Виктору Шефферу снился тот же самый кошмарный сон, что и накануне. Совсем как в действительности, он лежал на своей больничной койке, один в палате, ночью. Но в отличие от действительности грезившаяся ему палата, в которой на потолке отсутствовали лампы-ночники, была погружена в темноту и к тому же он мог открыть глаза. Он привык к темноте и различал предметы. И даже очень хорошо различал. Часть кровати, прямоугольник окна, ночной столик, умывальник, два кресла - в палате одновременно могли находиться не более двух посетителей, - приоткрытая дверь. Именно эти предметы он видел, пока его не усыпили.
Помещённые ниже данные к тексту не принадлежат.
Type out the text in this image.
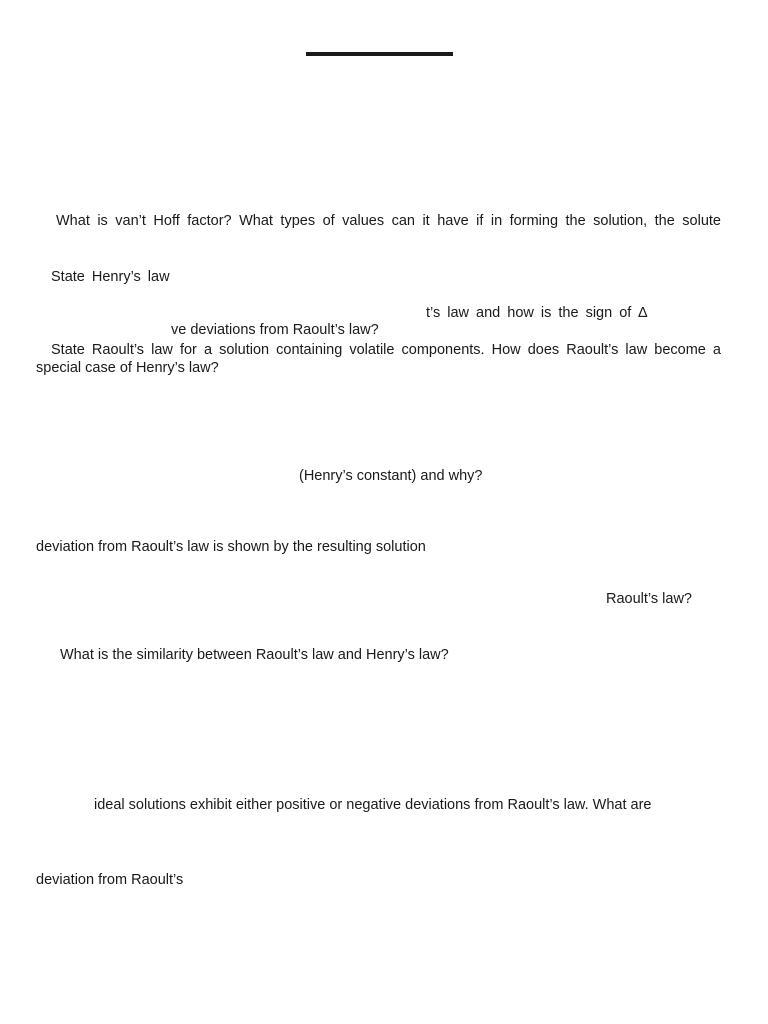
What is van’t Hoff factor? What types of values can it have if in forming the solution, the solute
State Henry’s law
t’s law and how is the sign of ∆
ve deviations from Raoult’s law?
State Raoult’s law for a solution containing volatile components. How does Raoult’s law become a
special case of Henry’s law?
(Henry’s constant) and why?
deviation from Raoult’s law is shown by the resulting solution
Raoult’s law?
What is the similarity between Raoult’s law and Henry’s law?
ideal solutions exhibit either positive or negative deviations from Raoult’s law. What are
deviation from Raoult’s
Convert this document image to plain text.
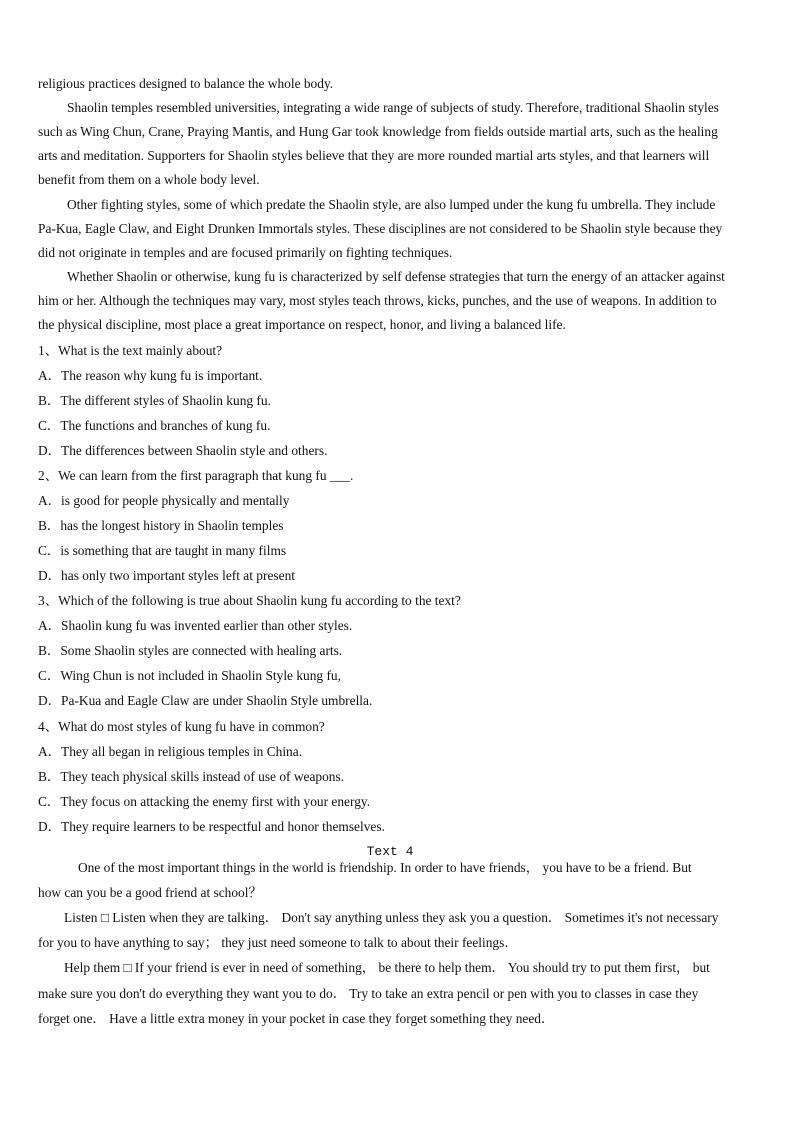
religious practices designed to balance the whole body.
Shaolin temples resembled universities, integrating a wide range of subjects of study. Therefore, traditional Shaolin styles
such as Wing Chun, Crane, Praying Mantis, and Hung Gar took knowledge from fields outside martial arts, such as the healing
arts and meditation. Supporters for Shaolin styles believe that they are more rounded martial arts styles, and that learners will
benefit from them on a whole body level.
Other fighting styles, some of which predate the Shaolin style, are also lumped under the kung fu umbrella. They include
Pa-Kua, Eagle Claw, and Eight Drunken Immortals styles. These disciplines are not considered to be Shaolin style because they
did not originate in temples and are focused primarily on fighting techniques.
Whether Shaolin or otherwise, kung fu is characterized by self defense strategies that turn the energy of an attacker against
him or her. Although the techniques may vary, most styles teach throws, kicks, punches, and the use of weapons. In addition to
the physical discipline, most place a great importance on respect, honor, and living a balanced life.
1、What is the text mainly about?
A．The reason why kung fu is important.
B．The different styles of Shaolin kung fu.
C．The functions and branches of kung fu.
D．The differences between Shaolin style and others.
2、We can learn from the first paragraph that kung fu ___.
A．is good for people physically and mentally
B．has the longest history in Shaolin temples
C．is something that are taught in many films
D．has only two important styles left at present
3、Which of the following is true about Shaolin kung fu according to the text?
A．Shaolin kung fu was invented earlier than other styles.
B．Some Shaolin styles are connected with healing arts.
C．Wing Chun is not included in Shaolin Style kung fu,
D．Pa-Kua and Eagle Claw are under Shaolin Style umbrella.
4、What do most styles of kung fu have in common?
A．They all began in religious temples in China.
B．They teach physical skills instead of use of weapons.
C．They focus on attacking the enemy first with your energy.
D．They require learners to be respectful and honor themselves.
Text 4
One of the most important things in the world is friendship. In order to have friends， you have to be a friend. But
how can you be a good friend at school？
Listen □ Listen when they are talking． Don't say anything unless they ask you a question． Sometimes it's not necessary
for you to have anything to say； they just need someone to talk to about their feelings．
Help them □ If your friend is ever in need of something， be there to help them． You should try to put them first， but
make sure you don't do everything they want you to do． Try to take an extra pencil or pen with you to classes in case they
forget one． Have a little extra money in your pocket in case they forget something they need．
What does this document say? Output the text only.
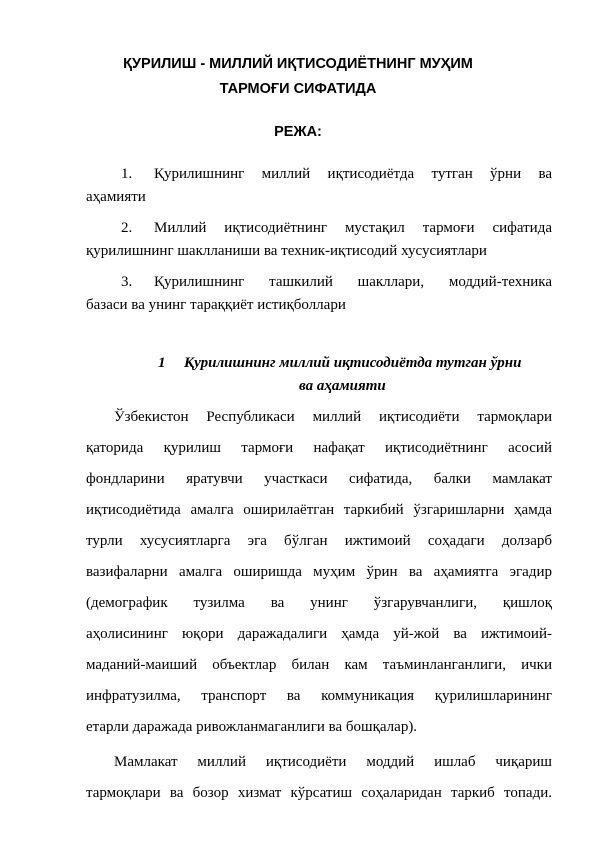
ҚУРИЛИШ - МИЛЛИЙ ИҚТИСОДИЁТНИНГ МУҲИМ
ТАРМОҒИ СИФАТИДА
РЕЖА:
1. Қурилишнинг миллий иқтисодиётда тутган ўрни ва
аҳамияти
2. Миллий иқтисодиётнинг мустақил тармоғи сифатида
қурилишнинг шаклланиши ва техник-иқтисодий хусусиятлари
3. Қурилишнинг ташкилий шакллари, моддий-техника
базаси ва унинг тараққиёт истиқболлари
1 Қурилишнинг миллий иқтисодиётда тутган ўрни
ва аҳамияти
Ўзбекистон Республикаси миллий иқтисодиёти тармоқлари
қаторида қурилиш тармоғи нафақат иқтисодиётнинг асосий
фондларини яратувчи участкаси сифатида, балки мамлакат
иқтисодиётида амалга оширилаётган таркибий ўзгаришларни ҳамда
турли хусусиятларга эга бўлган ижтимоий соҳадаги долзарб
вазифаларни амалга оширишда муҳим ўрин ва аҳамиятга эгадир
(демографик тузилма ва унинг ўзгарувчанлиги, қишлоқ
аҳолисининг юқори даражадалиги ҳамда уй-жой ва ижтимоий-
маданий-маиший объектлар билан кам таъминланганлиги, ички
инфратузилма, транспорт ва коммуникация қурилишларининг
етарли даражада ривожланмаганлиги ва бошқалар).
Мамлакат миллий иқтисодиёти моддий ишлаб чиқариш
тармоқлари ва бозор хизмат кўрсатиш соҳаларидан таркиб топади.
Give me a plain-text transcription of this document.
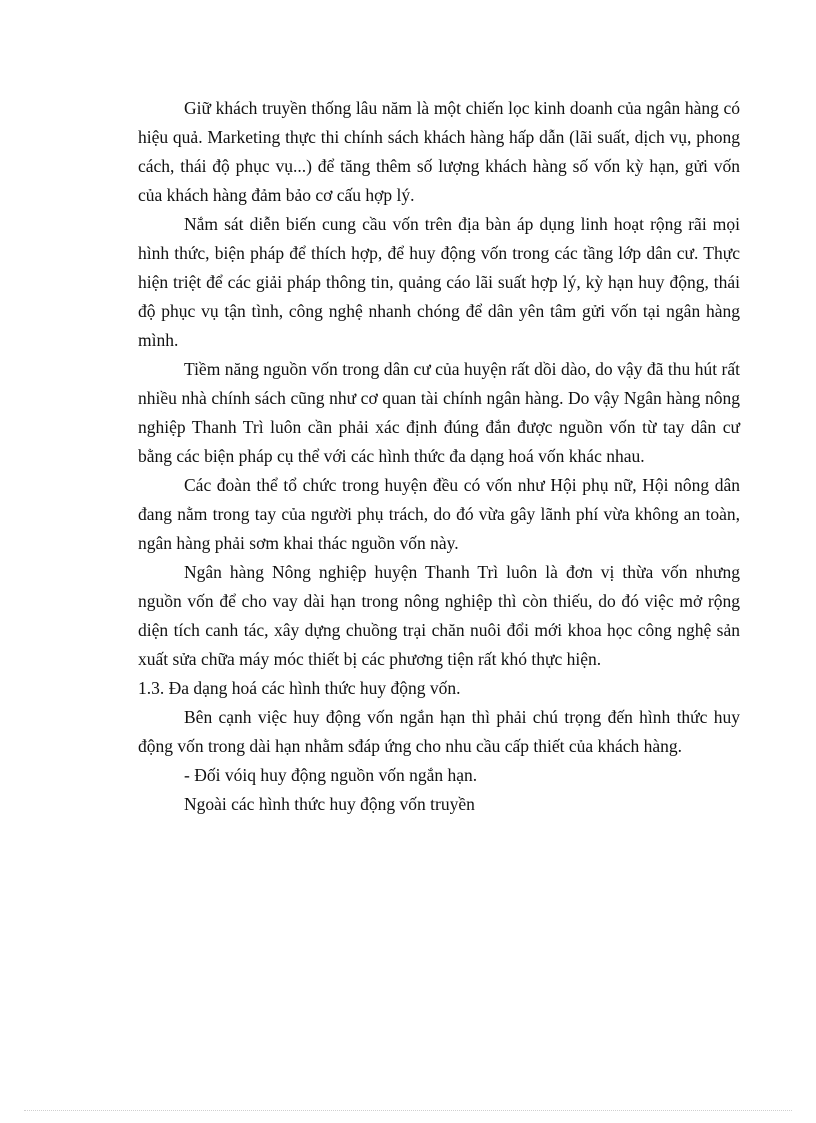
Giữ khách truyền thống lâu năm là một chiến lọc kinh doanh của ngân hàng có hiệu quả. Marketing thực thi chính sách khách hàng hấp dẫn (lãi suất, dịch vụ, phong cách, thái độ phục vụ...) để tăng thêm số lượng khách hàng số vốn kỳ hạn, gửi vốn của khách hàng đảm bảo cơ cấu hợp lý.

Nắm sát diễn biến cung cầu vốn trên địa bàn áp dụng linh hoạt rộng rãi mọi hình thức, biện pháp để thích hợp, để huy động vốn trong các tầng lớp dân cư. Thực hiện triệt để các giải pháp thông tin, quảng cáo lãi suất hợp lý, kỳ hạn huy động, thái độ phục vụ tận tình, công nghệ nhanh chóng để dân yên tâm gửi vốn tại ngân hàng mình.

Tiềm năng nguồn vốn trong dân cư của huyện rất dồi dào, do vậy đã thu hút rất nhiều nhà chính sách cũng như cơ quan tài chính ngân hàng. Do vậy Ngân hàng nông nghiệp Thanh Trì luôn cần phải xác định đúng đắn được nguồn vốn từ tay dân cư bằng các biện pháp cụ thể với các hình thức đa dạng hoá vốn khác nhau.

Các đoàn thể tổ chức trong huyện đều có vốn như Hội phụ nữ, Hội nông dân đang nằm trong tay của người phụ trách, do đó vừa gây lãnh phí vừa không an toàn, ngân hàng phải sơm khai thác nguồn vốn này.

Ngân hàng Nông nghiệp huyện Thanh Trì luôn là đơn vị thừa vốn nhưng nguồn vốn để cho vay dài hạn trong nông nghiệp thì còn thiếu, do đó việc mở rộng diện tích canh tác, xây dựng chuồng trại chăn nuôi đổi mới khoa học công nghệ sản xuất sửa chữa máy móc thiết bị các phương tiện rất khó thực hiện.

1.3. Đa dạng hoá các hình thức huy động vốn.

Bên cạnh việc huy động vốn ngắn hạn thì phải chú trọng đến hình thức huy động vốn trong dài hạn nhằm sđáp ứng cho nhu cầu cấp thiết của khách hàng.

- Đối vóiq huy động nguồn vốn ngắn hạn.

Ngoài các hình thức huy động vốn truyền
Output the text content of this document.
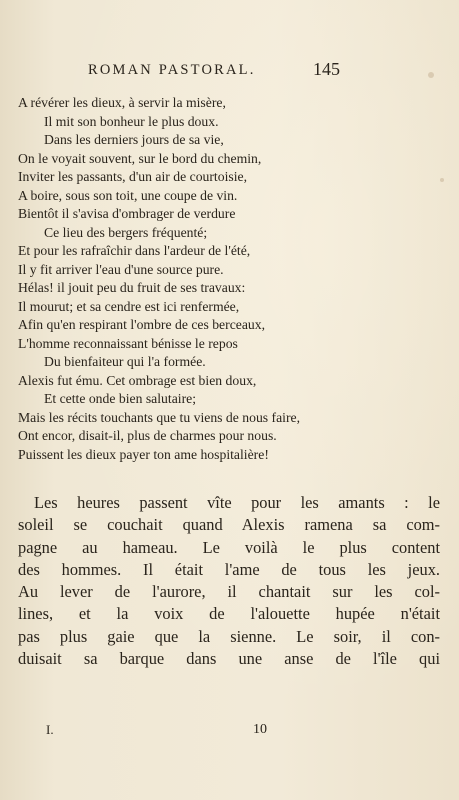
ROMAN PASTORAL.	145
A révérer les dieux, à servir la misère,
Il mit son bonheur le plus doux.
Dans les derniers jours de sa vie,
On le voyait souvent, sur le bord du chemin,
Inviter les passants, d'un air de courtoisie,
A boire, sous son toit, une coupe de vin.
Bientôt il s'avisa d'ombrager de verdure
Ce lieu des bergers fréquenté;
Et pour les rafraîchir dans l'ardeur de l'été,
Il y fit arriver l'eau d'une source pure.
Hélas! il jouit peu du fruit de ses travaux:
Il mourut; et sa cendre est ici renfermée,
Afin qu'en respirant l'ombre de ces berceaux,
L'homme reconnaissant bénisse le repos
Du bienfaiteur qui l'a formée.
Alexis fut ému. Cet ombrage est bien doux,
Et cette onde bien salutaire;
Mais les récits touchants que tu viens de nous faire,
Ont encor, disait-il, plus de charmes pour nous.
Puissent les dieux payer ton ame hospitalière!
Les heures passent vîte pour les amants : le
soleil se couchait quand Alexis ramena sa com-
pagne au hameau. Le voilà le plus content
des hommes. Il était l'ame de tous les jeux.
Au lever de l'aurore, il chantait sur les col-
lines, et la voix de l'alouette hupée n'était
pas plus gaie que la sienne. Le soir, il con-
duisait sa barque dans une anse de l'île qui
I.	10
В снившемся ему кошмаре шум кольцевой автодороги превратился в чье-то дыхание. Шеффер искал, откуда оно могло доноситься. Казалось, дышал человек. Спокойно, размеренно. Шеффер из сна повернул голову к окну в надежде увидеть соседнюю кровать, а на ней другого больного, спящего и мирно дышащего во сне. Но другой кровати не было. Тогда Шеффер повернул голову вправо и увидел, что кто-то сидит на краю его кровати и смотрит на него. Еще одна фантазия, потому что никто не может сесть на эти слишком высокие кровати да еще с заградительными перекладинами. В темноте Шеффер не мог рассмотреть лицо посетителя, но он знал, что это друг.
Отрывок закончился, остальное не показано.